COLIN Barrett has scooped the 2014 Guardian First Book Award with his revealing debut on small town life in Ireland.

Young Skins is a lyrical collection of short stories by the Co. Mayo native, whose work has appeared in Irish literary journal The Stinging Fly since 2009.

The unique collection, which is both compelling and at times at times excruciating to read, offers tales of violence and drug addicts as well as modern love and tenderness as it paints a picture of modern life in small town Ireland.

Of the book, Barrett claims: “It is full of usual things that transpire within the confines of any small town…misjudgments and violence, affairs and kindnesses, silences and eruptions.”

The 32-year-old adds: “I grew up in a town like this, knew people infused with the same peculiar sensibility as this cast of characters.”

Guardian Review Editor Lisa Allardice, who chaired the judging panel, today announced their decision.
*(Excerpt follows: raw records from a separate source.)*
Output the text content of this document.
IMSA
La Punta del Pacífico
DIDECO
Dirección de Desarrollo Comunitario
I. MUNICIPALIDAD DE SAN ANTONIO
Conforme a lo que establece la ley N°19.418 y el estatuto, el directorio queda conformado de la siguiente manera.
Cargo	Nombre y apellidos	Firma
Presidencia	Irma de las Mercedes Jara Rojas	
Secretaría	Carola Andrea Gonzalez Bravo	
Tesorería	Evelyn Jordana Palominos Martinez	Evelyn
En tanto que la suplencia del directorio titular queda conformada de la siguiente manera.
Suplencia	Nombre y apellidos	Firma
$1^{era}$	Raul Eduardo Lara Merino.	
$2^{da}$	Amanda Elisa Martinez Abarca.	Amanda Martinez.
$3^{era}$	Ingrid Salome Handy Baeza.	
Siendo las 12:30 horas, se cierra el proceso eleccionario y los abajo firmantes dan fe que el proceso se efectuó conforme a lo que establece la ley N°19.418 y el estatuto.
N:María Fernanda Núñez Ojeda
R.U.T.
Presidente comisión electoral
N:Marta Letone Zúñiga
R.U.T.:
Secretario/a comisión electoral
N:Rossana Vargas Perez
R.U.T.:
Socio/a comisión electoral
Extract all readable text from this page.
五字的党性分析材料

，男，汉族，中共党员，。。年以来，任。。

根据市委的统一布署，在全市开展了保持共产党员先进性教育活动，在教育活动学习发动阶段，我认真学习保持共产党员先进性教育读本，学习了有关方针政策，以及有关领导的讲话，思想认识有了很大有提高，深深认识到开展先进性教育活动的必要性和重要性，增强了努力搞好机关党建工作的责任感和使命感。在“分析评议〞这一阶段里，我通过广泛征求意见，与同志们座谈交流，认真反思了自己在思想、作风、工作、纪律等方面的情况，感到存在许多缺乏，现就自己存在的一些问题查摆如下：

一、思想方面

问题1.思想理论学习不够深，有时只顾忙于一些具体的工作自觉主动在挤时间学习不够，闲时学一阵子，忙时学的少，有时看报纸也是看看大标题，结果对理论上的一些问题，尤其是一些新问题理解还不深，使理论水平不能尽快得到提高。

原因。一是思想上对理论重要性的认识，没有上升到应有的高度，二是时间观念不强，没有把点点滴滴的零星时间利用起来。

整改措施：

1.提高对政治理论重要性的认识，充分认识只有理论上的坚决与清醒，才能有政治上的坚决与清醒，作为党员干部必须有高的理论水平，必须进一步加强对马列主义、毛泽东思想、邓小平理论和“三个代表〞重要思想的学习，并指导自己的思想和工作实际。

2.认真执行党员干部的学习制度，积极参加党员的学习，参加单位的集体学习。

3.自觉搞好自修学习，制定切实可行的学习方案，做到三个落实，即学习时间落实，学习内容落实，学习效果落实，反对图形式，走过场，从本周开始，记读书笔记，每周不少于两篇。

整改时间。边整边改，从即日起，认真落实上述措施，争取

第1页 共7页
“Colin Barrett has already been hailed as a ‘new, young genius’ – and you can’t get much better than that,” she said.

“It was a particularly strong shortlist and each of the titles was ardently debated, but in the end we had to go with the book that, in the words of one of the judges, was ‘simply the best written’ – and it is true that Barrett barely hits a false note throughout the collection.”

Allardice was joined on the panel by the classicist Mary Beard, shadow secretary of state for education Tristram Hunt and psychoanalyst and literary theorist Josh Cohen.

The Guardian First Book Award, established in 1999, replacing the Guardian Fiction Award, is worth £10,000 to the winner.

Barrett follows in the footsteps of fellow Irish author Donal Ryan, who won the 2013 award with his debut The Spinning Heart.